RICHMOND, Va. -- August 2003 is a time that will be etched in Telly Owens' mind forever.
A late-night encounter with gunmen who had robbery on their minds outside of Owens' south Richmond home.
That night changed his life as well as the lives of three of his friends.
"The guns came out and four of us were shot. I was actually shot twice in the head and immediately I lost all feeling in my right side. I was paralyzed. I'm very blessed to be here today because things could have gone in a different direction."
It took Owens a year to recover and he still feels the sting of knowing that the criminals involved never paid for the crime.

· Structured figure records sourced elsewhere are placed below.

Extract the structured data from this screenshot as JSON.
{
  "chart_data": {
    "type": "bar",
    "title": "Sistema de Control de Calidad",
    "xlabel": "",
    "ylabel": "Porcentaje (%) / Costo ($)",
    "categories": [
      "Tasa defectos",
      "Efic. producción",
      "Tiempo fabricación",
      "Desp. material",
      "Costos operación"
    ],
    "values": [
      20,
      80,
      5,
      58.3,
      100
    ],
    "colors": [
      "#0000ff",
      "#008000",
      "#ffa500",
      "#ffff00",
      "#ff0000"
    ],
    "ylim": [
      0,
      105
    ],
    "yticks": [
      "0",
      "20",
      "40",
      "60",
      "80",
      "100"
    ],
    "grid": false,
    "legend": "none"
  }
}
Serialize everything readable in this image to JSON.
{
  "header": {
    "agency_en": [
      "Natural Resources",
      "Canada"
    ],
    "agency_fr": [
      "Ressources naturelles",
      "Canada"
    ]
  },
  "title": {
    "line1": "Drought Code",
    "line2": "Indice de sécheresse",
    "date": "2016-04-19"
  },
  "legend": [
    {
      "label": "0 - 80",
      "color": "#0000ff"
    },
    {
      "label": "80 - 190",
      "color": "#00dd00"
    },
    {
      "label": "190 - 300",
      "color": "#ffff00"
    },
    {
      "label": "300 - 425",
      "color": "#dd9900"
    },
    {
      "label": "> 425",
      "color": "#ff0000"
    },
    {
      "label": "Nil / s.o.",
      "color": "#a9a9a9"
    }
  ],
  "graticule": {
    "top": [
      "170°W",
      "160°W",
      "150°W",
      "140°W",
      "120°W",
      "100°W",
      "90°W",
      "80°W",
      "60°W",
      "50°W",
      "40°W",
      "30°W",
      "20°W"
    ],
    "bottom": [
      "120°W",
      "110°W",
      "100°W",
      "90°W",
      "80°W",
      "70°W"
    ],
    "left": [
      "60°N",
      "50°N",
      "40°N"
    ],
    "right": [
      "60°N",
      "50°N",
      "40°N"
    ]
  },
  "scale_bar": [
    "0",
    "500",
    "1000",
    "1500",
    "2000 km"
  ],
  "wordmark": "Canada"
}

When he had a face-to-face meeting with the alleged shooter, thoughts of revenge crossed his mind.
"I was standing right beside him and he didn't even know it. And God almighty steered me on the right path and said this is not the right way to do things, we'll let the courts handle the situation and I'm here today standing in a medical laboratory instead of a jail."
Owens wants young people to know that his decision not to retaliate made all the difference. He now has a successful medical career and owns First Stick Medical Draw Station, an independent lab in south Richmond.
Disheartened by the increasing gun violence, Owens hopes his story can steer people in the right direction. He wants to remind them that snap decisions can lead to lifelong consequences.
"If I can reach out to one of the individuals to change their path throughout the process, then I've done a good job," Owens said.